Numéro Douze : Écris à propos de questions qui te bouleversent. Ce sont les seules qui vaillent la peine. Dans son concept appelé « Dangerous Writing² » Tom Spanbauer souligne que la vie est trop précieuse pour perdre son temps à dompter l’écriture à travers des histoires conventionnelles pour lesquelles vous ne développez aucun attachement personnel. Il y a tellement de choses qu’explique Tom à ce sujet mais il y en a une dont je ne me souviens malheureusement qu’à moitié : l’art de « la manumission³ » que je ne peux pas relayer, mais que je comprenais comme le soin utilisé pour emporter un lecteur à travers les différentes étapes d’une histoire. Et la « sous conversation³ » qui considère le message caché, enfoui à l’intérieur des évidences de l’histoire. Parce que je ne me sens pas à l’aise de décrire des concepts que je ne comprends seulement qu’à moitié, Tom est d’accord pour écrire un livre à propos de ses ateliers et des idées qu’il enseigne. L’œuvre s’appelle « A Hole In The Heart » et il planifie le premier jet pour Juin 2006, avec une date de publication pour début 2007.

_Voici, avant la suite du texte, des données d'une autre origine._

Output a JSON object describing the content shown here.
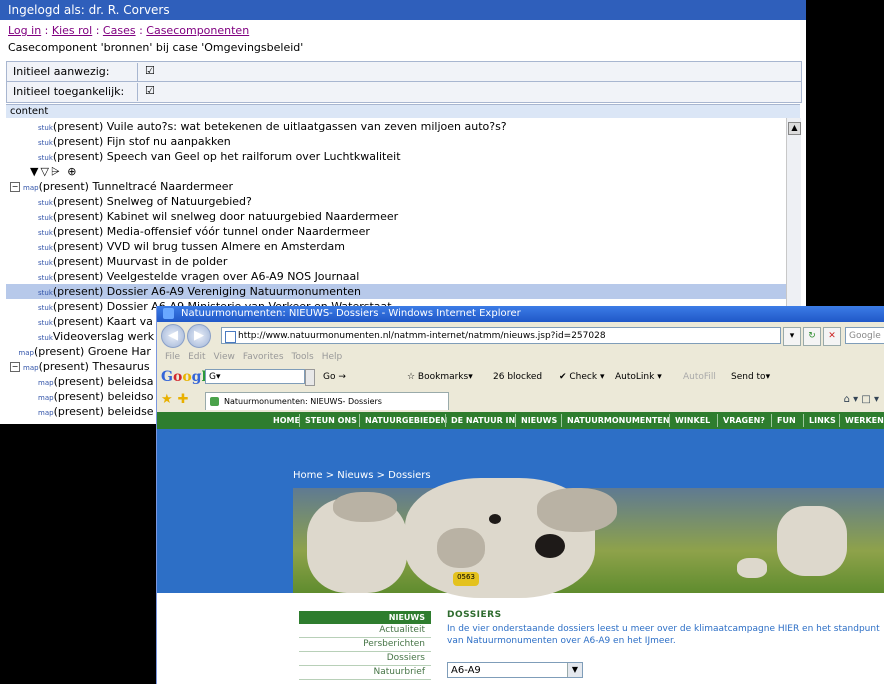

Numéro Treize : Une autre histoire de vitrine de Noël. Presque tous les matins, je déjeune dans le même restaurant, et aujourd’hui, un homme esquissait quelques dessins de Noël sur les fenêtres. Bonshommes de neige. Flocons. Cloches. Père Noël. Il se tenait dehors sur le trottoir, peignant dans le froid glacial, la buée s’échappant à chaque expiration, alternant entre pinceaux et rouleaux et différentes couleurs. A l’intérieur du restaurant, les clients et serveurs regardaient tandis qu’il badigeonnait de rouge et de blanc et de bleu les grandes vitres. Derrière lui, la pluie se transforma en neige, tourbillonnant dans le vent.
Les cheveux du peintre étaient teintés de gris, et son visage était ridé et flasque comme l’arrière de son jeans dont toute fesse était absente. Entre deux couleurs, il fit une pause pour boire quelque chose dans un gobelet de carton.
L’observant de l’intérieur du restaurant, avalant des œufs et des toasts, quelqu’un souffla que le spectacle était bien triste. Ce client soutint que l’homme était probablement un artiste déchu. Que c’était sans doute du whisky dans son gobelet. Qu’il avait vraisemblablement un appartement rempli de tableaux ratés et que désormais il gagnait sa vie en décorant les vitrines de piètres restaurants et d’obscures épiceries. Tout simplement triste, triste, triste.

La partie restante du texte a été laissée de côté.